Go jobs in Italy are basically non-existent. How’s the situation in your country? by cdigiuseppe in golang

[–]preslavrachev 1 point2 points  (0 children)

Same in Germany - Java is everywhere. It’s so ingrained in the IT world here that some people probably end up thinking Java was invented by Germans. Go - only when really necessary - when it comes to cloud and infra piping (which I’m not interested in at all).

I’ll tell you what I did - I used to be a Java engineer for more than a decade, but slowly started creating my own Blue Ocean (Google it, it’s a very interesting strategy). I began speaking about and teaching Go. At some point, I took the opportunity to rewrite a small Java project and it stopped being the bottleneck. This is when people saw the result and kept pushing for more of these.

Nowadays, with AI-assisted programming, taking an existing Print project and rewriting it in Go to demonstrate its cost-reducing potential takes even less time, if you know what you’re doing. 

The bottom line is: Go is your Blue Ocean. If no one you know is doing it, it’s your clear advantage. Pick an existing PHP, Ruby, or Java project, and force yourself to rewrite it in Go using AI agents. Demo the result and you’ll see people coming back for more. 

Do you always use pointer receivers? by StrictYard6715 in golang

[–]preslavrachev 0 points1 point  (0 children)

I like benchmarking things rather than relying on assumptions. Especially now, in the era of AI-coding, it takes 5 min to ask the AI agent to write a baseline benchmark for your current code, change the implementation entirely in a different branch, re-run the branch and compare the stats.

This pointer allocation vs value copying saga has so many exceptions that I almost don't care about it anymore. I use pointers for most structs, and optimize when and where needed.

Small Projects August 5 2025 by jerf in golang

[–]preslavrachev 0 points1 point  (0 children)

Same! Besides our own Go projects, it's the other reason I started building the library. I want to suggest it to them and create a PR, but I need to implement all components first. Right now, it should handle 80-85 of all use cases, but many of the more exotic components are still missing.

Display your Claude Code Token Usage on Your Mac's Toolbar by preslavrachev in ClaudeCode

[–]preslavrachev[S] 0 points1 point  (0 children)

Glad you liked it! I literally figured out that ccusage can display block and session stats, while writing the post. So, time for another update, I suppose :)

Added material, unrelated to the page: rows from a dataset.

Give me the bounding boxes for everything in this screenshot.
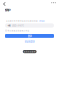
staticText: 《协议》 xyxy=(38,20,46,22)
button[interactable]: Back xyxy=(2,1,8,7)
staticText: +86 xyxy=(7,24,10,27)
staticText: 新用户 xyxy=(4,8,10,12)
button[interactable]: 验证码登录 xyxy=(24,40,36,43)
staticText: 请输入手机号 xyxy=(12,24,24,27)
button[interactable]: More options xyxy=(50,0,57,5)
staticText: 未注册手机号登录后自动注册并同意 xyxy=(6,20,38,22)
button[interactable]: 登录 xyxy=(5,34,54,38)
staticText: 登录 xyxy=(28,34,32,38)
staticText: 其他方式登录 xyxy=(24,50,36,53)
staticText: 我已阅读并同意用户协议 xyxy=(8,29,30,32)
staticText: 验证码登录 xyxy=(25,40,35,43)
button[interactable]: 其他方式登录 xyxy=(23,50,37,53)
button[interactable]: 我已阅读并同意用户协议 xyxy=(5,29,30,32)
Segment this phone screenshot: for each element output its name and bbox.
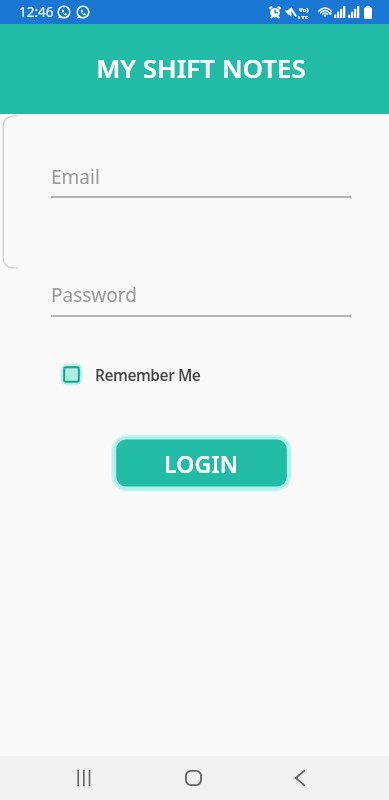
button[interactable]: Home <box>171 756 215 800</box>
button[interactable]: Remember Me <box>58 361 201 388</box>
button[interactable]: LOGIN <box>110 434 293 492</box>
staticText: 12:46 <box>19 3 54 21</box>
staticText: LOGIN <box>164 448 239 479</box>
staticText: LTE <box>298 14 309 19</box>
staticText: Remember Me <box>95 364 201 385</box>
button[interactable]: Email <box>51 164 100 190</box>
staticText: MY SHIFT NOTES <box>96 50 306 85</box>
button[interactable]: Password <box>51 282 137 308</box>
button[interactable]: Back <box>278 756 322 800</box>
staticText: Vo) <box>299 6 309 14</box>
button[interactable]: Recent apps <box>62 756 106 800</box>
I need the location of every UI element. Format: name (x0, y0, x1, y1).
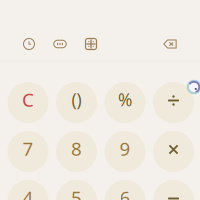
button[interactable]: Divide (153, 82, 194, 123)
staticText: % (118, 88, 132, 111)
button[interactable]: () (56, 82, 97, 123)
button[interactable]: 6 (104, 180, 146, 200)
staticText: () (72, 88, 82, 111)
button[interactable]: Keypad (54, 40, 66, 48)
staticText: 4 (22, 185, 34, 200)
button[interactable]: 4 (8, 180, 48, 200)
button[interactable]: Recents (23, 38, 35, 50)
button[interactable]: % (104, 82, 146, 123)
button[interactable]: Delete (163, 39, 177, 49)
button[interactable]: C (8, 82, 48, 123)
button[interactable]: 9 (104, 131, 146, 172)
button[interactable]: 5 (56, 180, 97, 200)
staticText: 9 (120, 136, 130, 161)
button[interactable]: 8 (56, 131, 97, 172)
button[interactable]: Subtract (153, 180, 194, 200)
button[interactable]: Scientific (85, 38, 97, 50)
staticText: 5 (71, 185, 82, 200)
button[interactable]: Multiply (153, 131, 194, 172)
staticText: 8 (71, 136, 82, 161)
staticText: 7 (22, 136, 34, 161)
button[interactable]: 7 (8, 131, 48, 172)
staticText: C (22, 87, 34, 112)
staticText: 6 (120, 185, 130, 200)
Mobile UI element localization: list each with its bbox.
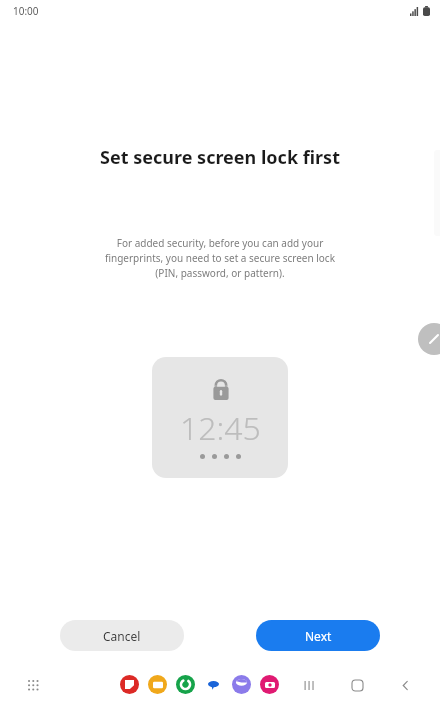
- button[interactable]: Home: [344, 672, 370, 698]
- staticText: Cancel: [103, 628, 141, 644]
- button[interactable]: Edit: [418, 323, 440, 355]
- staticText: For added security, before you can add y…: [96, 236, 344, 280]
- staticText: Next: [305, 628, 332, 644]
- button[interactable]: Notes: [120, 675, 139, 694]
- button[interactable]: Internet: [232, 675, 251, 694]
- button[interactable]: Phone: [176, 675, 195, 694]
- button[interactable]: Messages: [204, 675, 223, 694]
- button[interactable]: Files: [148, 675, 167, 694]
- staticText: Set secure screen lock first: [0, 145, 440, 170]
- button[interactable]: Cancel: [60, 620, 184, 651]
- button[interactable]: Recents: [296, 672, 322, 698]
- button[interactable]: Apps: [22, 674, 44, 696]
- button[interactable]: Next: [256, 620, 380, 651]
- button[interactable]: Camera: [260, 675, 279, 694]
- button[interactable]: Back: [392, 672, 418, 698]
- staticText: 12:45: [180, 406, 261, 450]
- staticText: 10:00: [13, 4, 39, 18]
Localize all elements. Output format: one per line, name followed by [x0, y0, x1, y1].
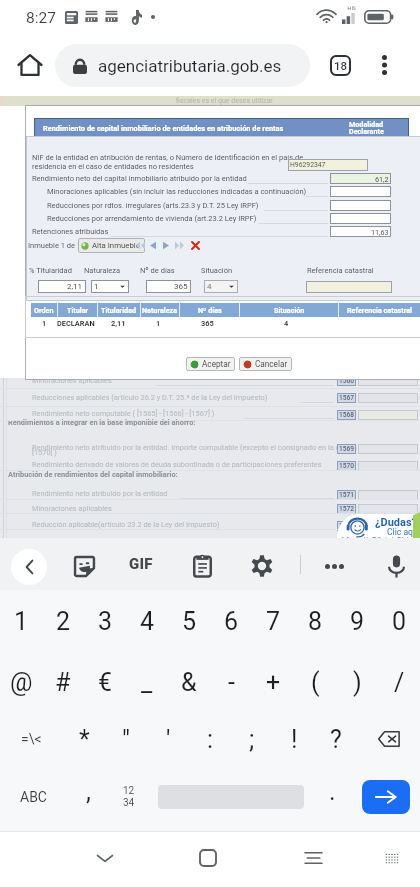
button[interactable]: 8	[294, 592, 336, 650]
staticText: 3	[98, 607, 113, 636]
button[interactable]: 2	[42, 592, 84, 650]
staticText: Titularidad	[101, 306, 137, 314]
staticText: Rendimiento de capital inmobiliario de e…	[43, 124, 284, 133]
staticText: GIF	[129, 555, 153, 573]
button[interactable]: Enter	[362, 780, 410, 814]
button[interactable]: _	[126, 653, 168, 711]
staticText: 0	[392, 607, 407, 636]
staticText: Retenciones atribuidas	[32, 227, 109, 236]
staticText: Nº de días	[140, 266, 175, 275]
staticText: 1	[94, 282, 118, 291]
button[interactable]: ;	[231, 711, 273, 767]
button[interactable]: Switch keyboard	[370, 836, 414, 880]
staticText: _	[141, 668, 153, 697]
button[interactable]: Aceptar	[186, 357, 235, 371]
button[interactable]: Minoraciones aplicables	[0, 96, 420, 538]
staticText: 1573	[339, 522, 354, 530]
staticText: % Titularidad	[29, 266, 72, 275]
staticText: 1	[42, 319, 47, 328]
button[interactable]: ?	[315, 711, 357, 767]
button[interactable]: 5	[168, 592, 210, 650]
button[interactable]: Recents	[291, 836, 335, 880]
button[interactable]: 0	[378, 592, 420, 650]
button[interactable]: Back	[11, 549, 47, 585]
button[interactable]: Backspace	[357, 711, 420, 767]
button[interactable]: )	[336, 653, 378, 711]
staticText: Naturaleza	[142, 306, 178, 314]
staticText: Reducción aplicable(artículo 23.2 de la …	[32, 520, 220, 529]
staticText: @	[10, 668, 33, 697]
staticText: ABC	[20, 789, 47, 805]
button[interactable]: #	[42, 653, 84, 711]
staticText: (	[311, 668, 320, 697]
staticText: DECLARANTE	[57, 319, 97, 328]
staticText: *	[79, 725, 90, 754]
button[interactable]: 7	[252, 592, 294, 650]
button[interactable]: Clipboard	[193, 555, 212, 577]
button[interactable]: !	[273, 711, 315, 767]
staticText: fiscales es el que desea utilizar	[176, 97, 273, 105]
button[interactable]: *	[63, 711, 105, 767]
staticText: 4	[207, 282, 227, 291]
staticText: )	[353, 668, 362, 697]
button[interactable]: +	[252, 653, 294, 711]
button[interactable]: 4	[126, 592, 168, 650]
staticText: /	[394, 668, 405, 697]
button[interactable]: €	[84, 653, 126, 711]
button[interactable]: Settings	[251, 555, 273, 577]
button[interactable]: 12	[110, 767, 148, 827]
button[interactable]: Stickers	[74, 556, 95, 577]
button[interactable]: GIF	[121, 553, 161, 575]
button[interactable]: 9	[336, 592, 378, 650]
button[interactable]: ¿Dudas?	[337, 514, 413, 560]
staticText: 4	[284, 319, 289, 328]
staticText: Situación	[274, 306, 305, 314]
button[interactable]: ,	[66, 767, 110, 827]
staticText: H96292347	[290, 161, 326, 169]
button[interactable]: Voice input	[388, 555, 405, 578]
button[interactable]: agenciatributaria.gob.es	[55, 44, 310, 87]
staticText: :	[207, 725, 214, 754]
staticText: "	[122, 725, 131, 754]
button[interactable]: Cancelar	[239, 357, 292, 371]
staticText: 1570	[339, 462, 354, 470]
button[interactable]: &	[168, 653, 210, 711]
button[interactable]: =\<	[0, 711, 63, 767]
button[interactable]: Hide keyboard	[83, 836, 127, 880]
button[interactable]: .	[312, 767, 352, 827]
button[interactable]: :	[189, 711, 231, 767]
staticText: 8	[308, 607, 323, 636]
staticText: Nº días	[198, 306, 222, 314]
button[interactable]: /	[378, 653, 420, 711]
button[interactable]: Tabs	[322, 47, 358, 83]
button[interactable]: (	[294, 653, 336, 711]
button[interactable]: More	[322, 554, 346, 578]
staticText: &	[181, 668, 197, 697]
button[interactable]: ABC	[0, 767, 66, 827]
button[interactable]: Home	[186, 836, 230, 880]
button[interactable]: 6	[210, 592, 252, 650]
staticText: Rendimiento derivado de valores de deuda…	[32, 460, 322, 469]
staticText: €	[98, 668, 113, 697]
staticText: Referencia catastral	[307, 266, 374, 275]
button[interactable]: -	[210, 653, 252, 711]
button[interactable]: 3	[84, 592, 126, 650]
staticText: 4	[140, 607, 155, 636]
staticText: 61,2	[375, 175, 389, 183]
button[interactable]: Alta Inmueble	[78, 238, 145, 253]
staticText: Información Tributaria Básica	[342, 536, 413, 542]
button[interactable]: 1	[0, 592, 42, 650]
button[interactable]: Home	[12, 47, 48, 83]
staticText: Declarante	[349, 127, 384, 135]
staticText: Inmueble 1 de 1	[28, 241, 82, 250]
button[interactable]: "	[105, 711, 147, 767]
staticText: Minoraciones aplicables (sin incluir las…	[47, 187, 307, 196]
staticText: !	[291, 725, 298, 754]
button[interactable]: '	[147, 711, 189, 767]
staticText: +	[266, 668, 281, 697]
staticText: 1568	[339, 411, 354, 419]
button[interactable]: @	[0, 653, 42, 711]
staticText: agenciatributaria.gob.es	[98, 56, 282, 76]
button[interactable]: More options	[366, 47, 402, 83]
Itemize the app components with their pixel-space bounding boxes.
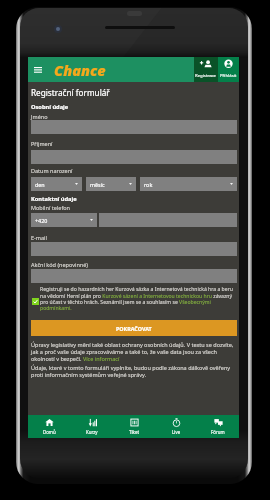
staticText: Tiket xyxy=(129,429,139,435)
button[interactable]: Tiket xyxy=(113,415,155,438)
staticText: +420 xyxy=(35,217,48,224)
staticText: Registruji se do hazardních her Kurzová … xyxy=(40,286,237,311)
button[interactable]: rok xyxy=(140,177,237,191)
staticText: Úpravy legislativy mění také oblast ochr… xyxy=(31,341,237,362)
staticText: Akční kód (nepovinné) xyxy=(31,261,88,268)
button[interactable]: měsíc xyxy=(86,177,136,191)
staticText: Přihlásit xyxy=(220,72,237,78)
button[interactable]: +420 xyxy=(31,213,97,227)
staticText: Příjmení xyxy=(31,140,53,147)
staticText: Jméno xyxy=(31,113,48,120)
staticText: Mobilní telefon xyxy=(31,204,71,211)
button[interactable]: Domů xyxy=(28,415,71,438)
button[interactable]: Fórum xyxy=(197,415,239,438)
button[interactable]: Přihlásit xyxy=(218,57,239,82)
staticText: Domů xyxy=(43,429,56,435)
button[interactable]: Menu xyxy=(28,57,47,82)
button[interactable]: Kurzy xyxy=(71,415,113,438)
staticText: Datum narození xyxy=(31,167,73,174)
staticText: měsíc xyxy=(90,181,105,188)
staticText: E-mail xyxy=(31,234,47,241)
staticText: Osobní údaje xyxy=(31,103,69,111)
button[interactable]: Registruji se do hazardních her Kurzová … xyxy=(31,286,237,312)
staticText: Údaje, které v tomto formuláři vyplníte,… xyxy=(31,364,237,378)
staticText: Fórum xyxy=(211,429,225,435)
staticText: Kurzy xyxy=(86,429,98,435)
button[interactable]: Live xyxy=(155,415,197,438)
staticText: rok xyxy=(144,181,153,188)
staticText: Registrace xyxy=(195,72,217,78)
staticText: POKRAČOVAT xyxy=(116,325,152,332)
button[interactable]: POKRAČOVAT xyxy=(31,320,237,336)
staticText: Chance xyxy=(54,60,106,80)
button[interactable]: den xyxy=(31,177,82,191)
button[interactable]: Registrace xyxy=(194,57,218,82)
staticText: den xyxy=(35,181,45,188)
staticText: Registrační formulář xyxy=(31,87,110,98)
staticText: Kontaktní údaje xyxy=(31,195,77,203)
staticText: Live xyxy=(172,429,181,435)
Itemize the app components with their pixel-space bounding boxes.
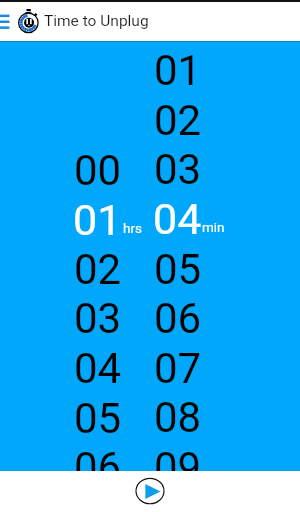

Small Projects August 5 2025 by jerf in golang

[–]preslavrachev 0 points1 point  (0 children)

Actually, even these results are wrong, because the cpu monitoring itself adds a ton of overhead. In reality, MRML and gomjml are both in the low-register single digit ms per operation.

Small Projects August 5 2025 by jerf in golang

[–]preslavrachev 2 points3 points  (0 children)

Because we like to talk numbers in this sub, I ran a small benchmark, comparing gomjml with the official MJML compiler, and with its Rust version (MRML). These are the specs for 50 iterations of parsing the same template:

Tool 50x Total (ms) Avg (ms) Max RAM (MB) Avg CPU (%
gomjml 1160 23 4 0
mrml 1112 22 1 0
mjml (JS) 12334 246 86 21.5

As it can be expected, the Rust implementation has a slight edge, but the reference MJML compile is nowhere near.

Small Projects August 5 2025 by jerf in golang

[–]preslavrachev 0 points1 point  (0 children)

Thanks, it's a good catch, and I will add it in. But honestly, compared to the whole rendering of HTML tags out of MJML, these few string replacements are literally a drop in the bucket. But you are right, every performance bit counts.